The six points he averaged last season was the lowest total of his career as well, but that doesn't matter as much. Haslem will need to anchor a group of role-playing big men by setting the tone on the glass.
He will be the Heat's best traditional big man from a defense and rebounding standpoint, and he needs to rebound at a level he's been capable of throughout his career.
Tough to suggest that a guy who went wire-to-wire as the NBA's Most Valuable Player needs to make an adjustment.
But if James can increase his production in the lane, scoring from the power forward position, the Heat will be better than they were last season.
James shot 69 percent last season on attempts nine feet and in, according ESPN's Hoopdata. He simply needs to take more of those shots. He can with a renewed commitment to the power forward position.
James would also do well to continue his downward trend in three-point attempts over the last two seasons. He doesn't need to take as many as the 5.6 shots per game he took from the 16-23 feet range last season, either.
He's too deadly from inside the painted area not to create more of those opportunities.
James Jones should only shoot three-pointers this season.
He shot better than 40 percent from three in each of his last three seasons in Miami. Meanwhile, Jones shot only 38 percent on two-point attempts.
There's no reason for Jones to be taking any two-point field goals this season. He makes Miami better when he's able to stretch the floor and space defenses with his ability to connect from long range.
This isn't a revelation.
It's also the only thing Jones needs to do this to most help Miami off the bench.
Is it too much to ask Rashard Lewis to become the player he was in 2007 when he averaged more than 20 points per game for the third straight season?
Yes, it is.
Okay, well how about Lewis figures out a way to keep himself healthy for 85 percent of this season. That alone would make his acquisition this summer worthwhile for the Heat.

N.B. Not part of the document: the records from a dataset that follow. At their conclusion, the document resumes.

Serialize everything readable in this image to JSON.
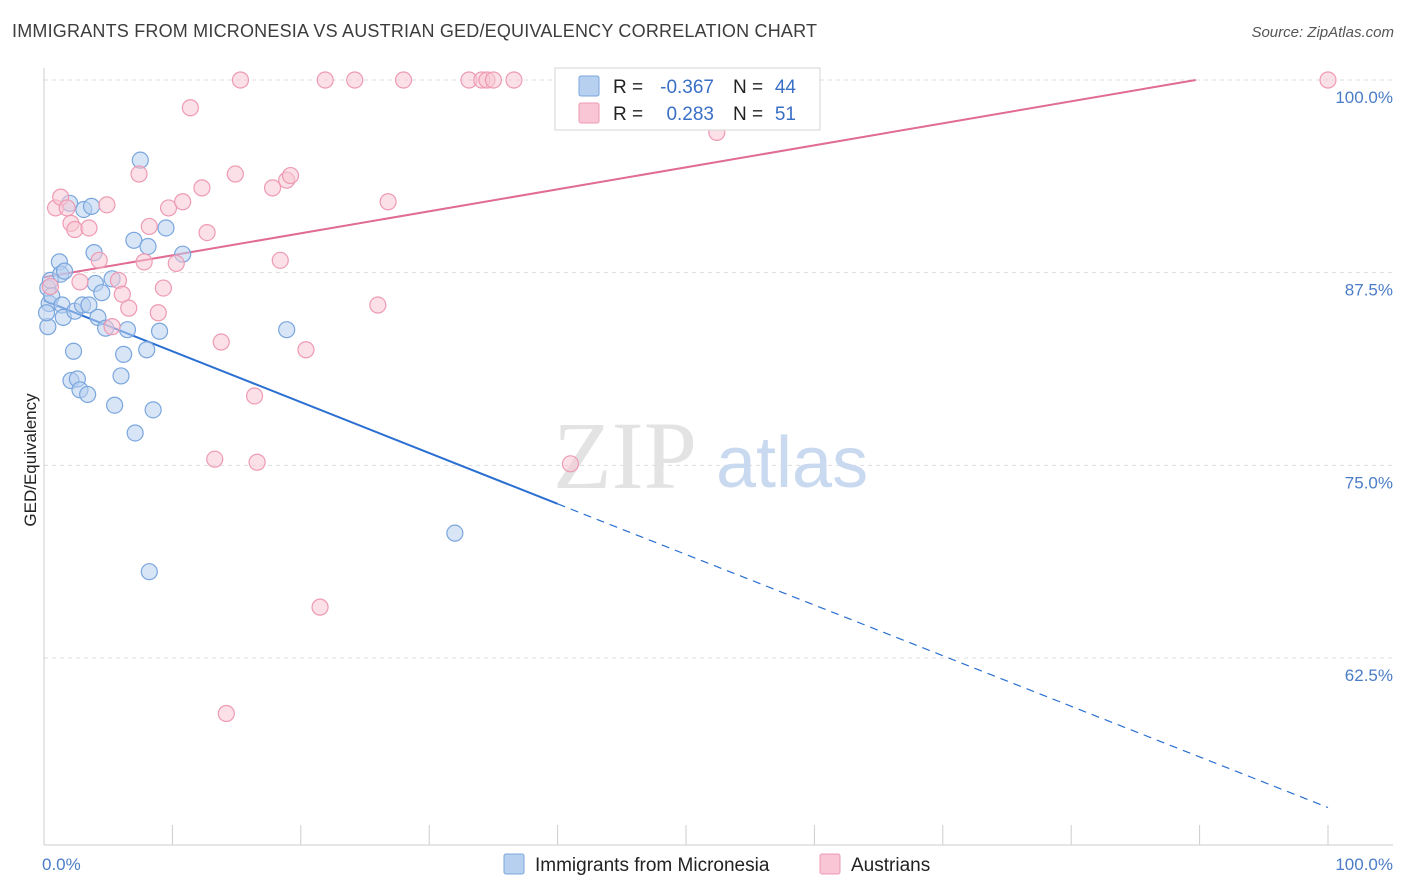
{
  "title": "IMMIGRANTS FROM MICRONESIA VS AUSTRIAN GED/EQUIVALENCY CORRELATION CHART",
  "source": "Source: ZipAtlas.com",
  "colors": {
    "blue_fill": "#b8d0f0",
    "blue_stroke": "#7aa6dd",
    "blue_line": "#2a6fd1",
    "pink_fill": "#f8c6d4",
    "pink_stroke": "#ee9ab3",
    "pink_line": "#e06b93",
    "grid": "#dddddd"
  },
  "legend": {
    "r_label": "R =",
    "n_label": "N =",
    "rows": [
      {
        "series": "Immigrants from Micronesia",
        "r": "-0.367",
        "n": "44"
      },
      {
        "series": "Austrians",
        "r": "0.283",
        "n": "51"
      }
    ]
  },
  "watermark": {
    "zip": "ZIP",
    "atlas": "atlas"
  },
  "chart_data": {
    "type": "scatter",
    "title": "IMMIGRANTS FROM MICRONESIA VS AUSTRIAN GED/EQUIVALENCY CORRELATION CHART",
    "xlabel": "",
    "ylabel": "GED/Equivalency",
    "xlim": [
      0,
      100
    ],
    "ylim": [
      51.5,
      100.8
    ],
    "x_tick_labels": [
      "0.0%",
      "100.0%"
    ],
    "y_ticks": [
      62.5,
      75.0,
      87.5,
      100.0
    ],
    "y_tick_labels": [
      "62.5%",
      "75.0%",
      "87.5%",
      "100.0%"
    ],
    "grid": true,
    "legend_position": "bottom",
    "series": [
      {
        "name": "Immigrants from Micronesia",
        "color": "#b8d0f0",
        "points": [
          [
            0.3,
            84.0
          ],
          [
            0.3,
            86.5
          ],
          [
            0.4,
            85.5
          ],
          [
            0.5,
            87.0
          ],
          [
            0.6,
            86.0
          ],
          [
            1.2,
            88.2
          ],
          [
            1.3,
            87.4
          ],
          [
            1.4,
            85.4
          ],
          [
            1.5,
            84.6
          ],
          [
            1.6,
            87.6
          ],
          [
            2.0,
            92.0
          ],
          [
            2.1,
            80.5
          ],
          [
            2.3,
            82.4
          ],
          [
            2.4,
            85.0
          ],
          [
            2.6,
            80.6
          ],
          [
            2.8,
            79.9
          ],
          [
            3.0,
            85.4
          ],
          [
            3.1,
            91.6
          ],
          [
            3.4,
            79.6
          ],
          [
            3.5,
            85.4
          ],
          [
            3.7,
            91.8
          ],
          [
            3.9,
            88.8
          ],
          [
            4.0,
            86.8
          ],
          [
            4.2,
            84.6
          ],
          [
            4.5,
            86.2
          ],
          [
            4.8,
            83.9
          ],
          [
            5.3,
            87.1
          ],
          [
            5.5,
            78.9
          ],
          [
            6.0,
            80.8
          ],
          [
            6.2,
            82.2
          ],
          [
            6.5,
            83.8
          ],
          [
            7.0,
            89.6
          ],
          [
            7.1,
            77.1
          ],
          [
            7.5,
            94.8
          ],
          [
            8.1,
            89.2
          ],
          [
            8.0,
            82.5
          ],
          [
            8.2,
            68.1
          ],
          [
            8.5,
            78.6
          ],
          [
            9.0,
            83.7
          ],
          [
            9.5,
            90.4
          ],
          [
            10.8,
            88.7
          ],
          [
            18.9,
            83.8
          ],
          [
            32.0,
            70.6
          ],
          [
            0.2,
            84.9
          ]
        ]
      },
      {
        "name": "Austrians",
        "color": "#f8c6d4",
        "points": [
          [
            0.5,
            86.6
          ],
          [
            0.9,
            91.7
          ],
          [
            1.3,
            92.4
          ],
          [
            1.8,
            91.7
          ],
          [
            2.1,
            90.7
          ],
          [
            2.4,
            90.3
          ],
          [
            2.8,
            86.9
          ],
          [
            3.5,
            90.4
          ],
          [
            4.3,
            88.3
          ],
          [
            4.9,
            91.9
          ],
          [
            5.3,
            84.0
          ],
          [
            5.8,
            87.0
          ],
          [
            6.1,
            86.1
          ],
          [
            6.6,
            85.2
          ],
          [
            7.4,
            93.9
          ],
          [
            7.8,
            88.2
          ],
          [
            8.2,
            90.5
          ],
          [
            8.9,
            84.9
          ],
          [
            9.3,
            86.5
          ],
          [
            9.7,
            91.7
          ],
          [
            10.3,
            88.1
          ],
          [
            10.8,
            92.1
          ],
          [
            11.4,
            98.2
          ],
          [
            12.3,
            93.0
          ],
          [
            12.7,
            90.1
          ],
          [
            13.3,
            75.4
          ],
          [
            13.8,
            83.0
          ],
          [
            14.2,
            58.9
          ],
          [
            14.9,
            93.9
          ],
          [
            15.3,
            100.0
          ],
          [
            16.4,
            79.5
          ],
          [
            16.6,
            75.2
          ],
          [
            17.8,
            93.0
          ],
          [
            18.4,
            88.3
          ],
          [
            18.9,
            93.5
          ],
          [
            19.2,
            93.8
          ],
          [
            20.4,
            82.5
          ],
          [
            21.5,
            65.8
          ],
          [
            21.9,
            100.0
          ],
          [
            24.2,
            100.0
          ],
          [
            26.0,
            85.4
          ],
          [
            26.8,
            92.1
          ],
          [
            28.0,
            100.0
          ],
          [
            33.1,
            100.0
          ],
          [
            34.1,
            100.0
          ],
          [
            34.5,
            100.0
          ],
          [
            35.0,
            100.0
          ],
          [
            36.6,
            100.0
          ],
          [
            41.0,
            75.1
          ],
          [
            52.4,
            96.6
          ],
          [
            100.0,
            100.0
          ]
        ]
      }
    ],
    "trend_lines": [
      {
        "series": "Immigrants from Micronesia",
        "x_start": 0.0,
        "y_start": 85.7,
        "x_solid_end": 40.0,
        "y_solid_end": 72.5,
        "x_end": 100.0,
        "y_end": 52.8
      },
      {
        "series": "Austrians",
        "x_start": 0.0,
        "y_start": 87.2,
        "x_end": 89.7,
        "y_end": 100.0
      }
    ]
  }
}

Regardless of his statistical production over the last handful of years, Lewis is still a career 16-point, five-rebound per game guy. To a certain extent, defenses have to respect him on reputation alone.
He's also almost shot 40 percent from three-point range in his 14 NBA seasons. That's a big number as well.

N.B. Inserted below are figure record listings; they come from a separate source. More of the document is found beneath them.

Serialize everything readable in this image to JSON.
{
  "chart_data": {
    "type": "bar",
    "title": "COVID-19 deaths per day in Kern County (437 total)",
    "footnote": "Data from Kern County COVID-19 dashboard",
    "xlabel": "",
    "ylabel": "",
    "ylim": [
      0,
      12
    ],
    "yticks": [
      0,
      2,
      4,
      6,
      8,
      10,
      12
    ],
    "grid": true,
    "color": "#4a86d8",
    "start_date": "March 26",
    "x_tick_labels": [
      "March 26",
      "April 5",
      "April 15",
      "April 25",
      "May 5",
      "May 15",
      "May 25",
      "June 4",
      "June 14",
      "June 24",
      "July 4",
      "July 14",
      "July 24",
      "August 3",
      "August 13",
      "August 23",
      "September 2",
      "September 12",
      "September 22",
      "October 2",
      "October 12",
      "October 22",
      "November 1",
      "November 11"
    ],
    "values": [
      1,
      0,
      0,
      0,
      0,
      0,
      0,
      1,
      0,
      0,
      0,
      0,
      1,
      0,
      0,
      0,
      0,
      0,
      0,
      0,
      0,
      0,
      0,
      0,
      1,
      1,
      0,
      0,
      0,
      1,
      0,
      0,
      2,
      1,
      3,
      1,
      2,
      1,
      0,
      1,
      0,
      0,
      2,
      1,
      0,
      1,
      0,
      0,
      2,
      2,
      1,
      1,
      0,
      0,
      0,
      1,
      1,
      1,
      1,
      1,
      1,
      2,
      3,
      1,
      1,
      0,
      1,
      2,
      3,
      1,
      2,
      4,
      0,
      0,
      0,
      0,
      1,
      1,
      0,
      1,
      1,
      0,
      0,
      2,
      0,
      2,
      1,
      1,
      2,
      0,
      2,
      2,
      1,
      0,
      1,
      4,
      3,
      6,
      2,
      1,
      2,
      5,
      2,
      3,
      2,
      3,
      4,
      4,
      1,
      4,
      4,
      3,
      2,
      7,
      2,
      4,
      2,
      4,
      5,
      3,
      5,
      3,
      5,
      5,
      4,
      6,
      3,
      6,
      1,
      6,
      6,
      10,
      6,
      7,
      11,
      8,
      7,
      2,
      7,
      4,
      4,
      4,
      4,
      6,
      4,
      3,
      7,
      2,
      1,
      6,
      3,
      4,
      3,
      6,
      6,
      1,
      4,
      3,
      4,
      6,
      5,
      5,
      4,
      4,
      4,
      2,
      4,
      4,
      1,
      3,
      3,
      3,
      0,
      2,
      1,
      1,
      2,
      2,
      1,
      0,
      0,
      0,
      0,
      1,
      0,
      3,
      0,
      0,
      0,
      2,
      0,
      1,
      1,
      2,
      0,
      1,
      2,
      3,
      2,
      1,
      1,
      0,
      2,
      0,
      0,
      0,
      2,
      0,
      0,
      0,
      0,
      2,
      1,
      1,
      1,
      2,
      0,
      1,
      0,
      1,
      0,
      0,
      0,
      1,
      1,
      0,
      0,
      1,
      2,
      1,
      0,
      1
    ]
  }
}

If Lewis can play 70 games, he has the potential to be the Heat's most valuable role player.
Mike Miller needs to do better than 40 percent from the free-throw line this season.

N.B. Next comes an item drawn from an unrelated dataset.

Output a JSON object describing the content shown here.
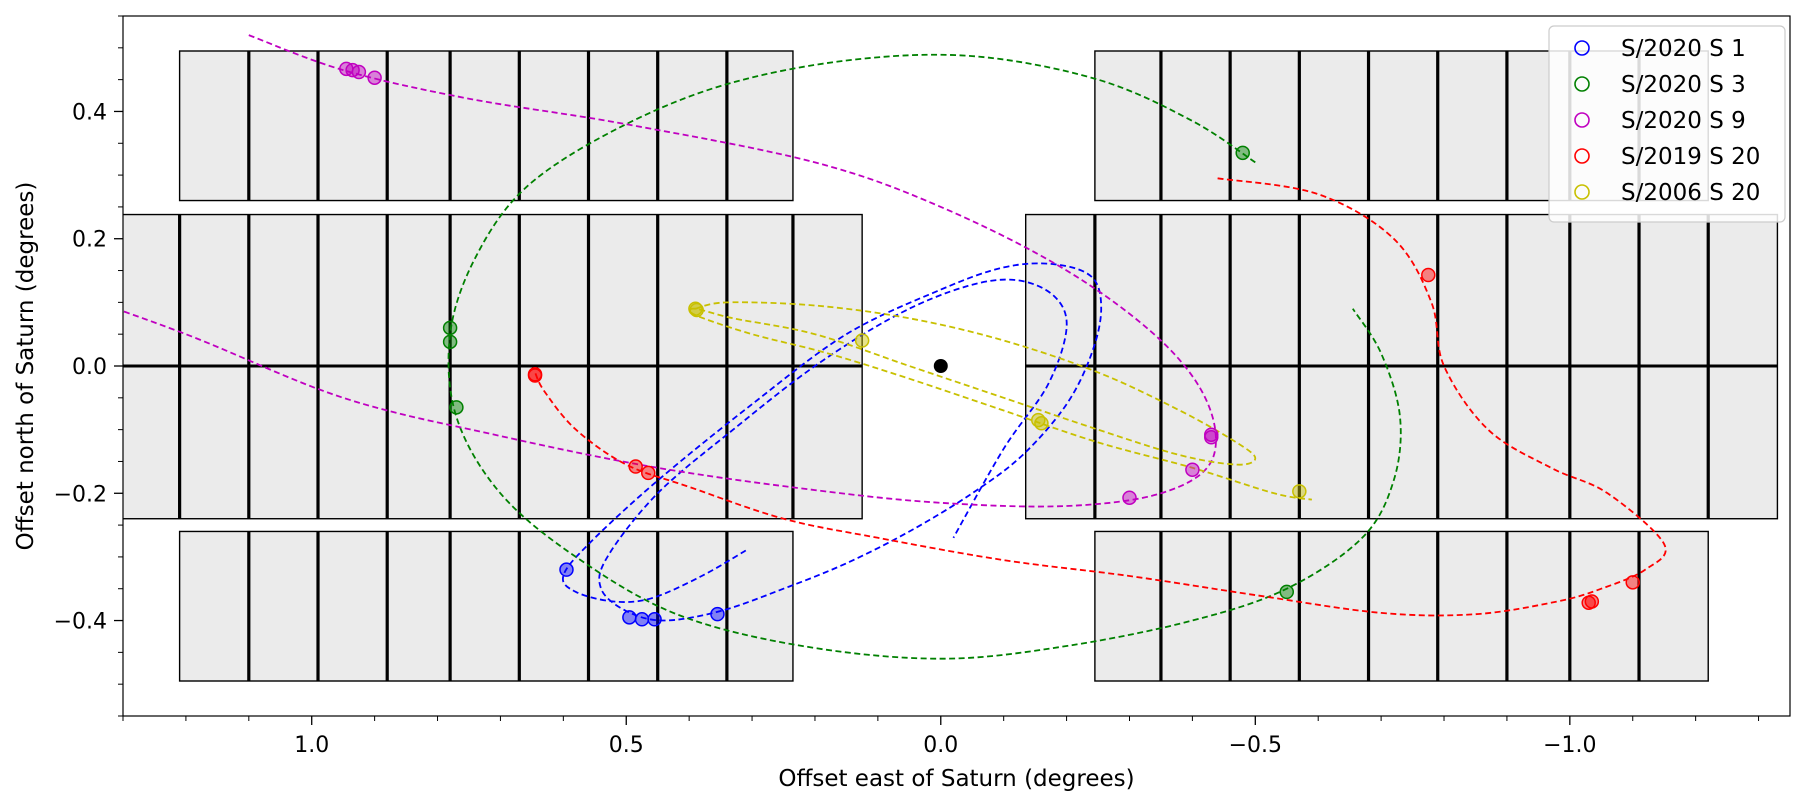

I kid, he only shot five last year, so it's not that important.
Like Ray Allen and James Jones, though, Miller needs to adjust his game to focus even more on his ability to shoot the three-pointer.
Miller shot it at better than a 45 percent clip last season in 19 minutes per night, which was solid production for the 39 games he was healthy enough to play. That's pretty much what the Heat need from him again.
He doesn't need to do anything else.
Defend the basket, young man. That's how you'll see the floor and help this team.
Dexter Pittman has six fouls per game and he needs to use every one of those, even if he only plays nine minutes per game this season like he did last year.
Miami doesn't need Pittman to score. At all. But he adds value when he's able to bang around with the opposing big men, grab a couple rebounds and make people work offensively.
Don't be worried about fouling out, Dexter.
Just make sure you're all the way healthy before you come back, Dwyane Wade.
Then be Dwyane Wade.
Assuming LeBron James spends more time in the lane this season, the perimeter should open up more for Wade to attack the basket.
As a result, he should become more comfortable than he was offensively last season, especially if he's healthy.
Wade can return to being a top-5 NBA player if he's healthy enough.
He wasn't anywhere near that level last season and the Heat still won an NBA title. But he is not done yet, not by a long shot.
The only other thing I'd suggest is that maybe he tell coach Eric Spoelstra that those glasses don't work for him as well as they do for everybody else.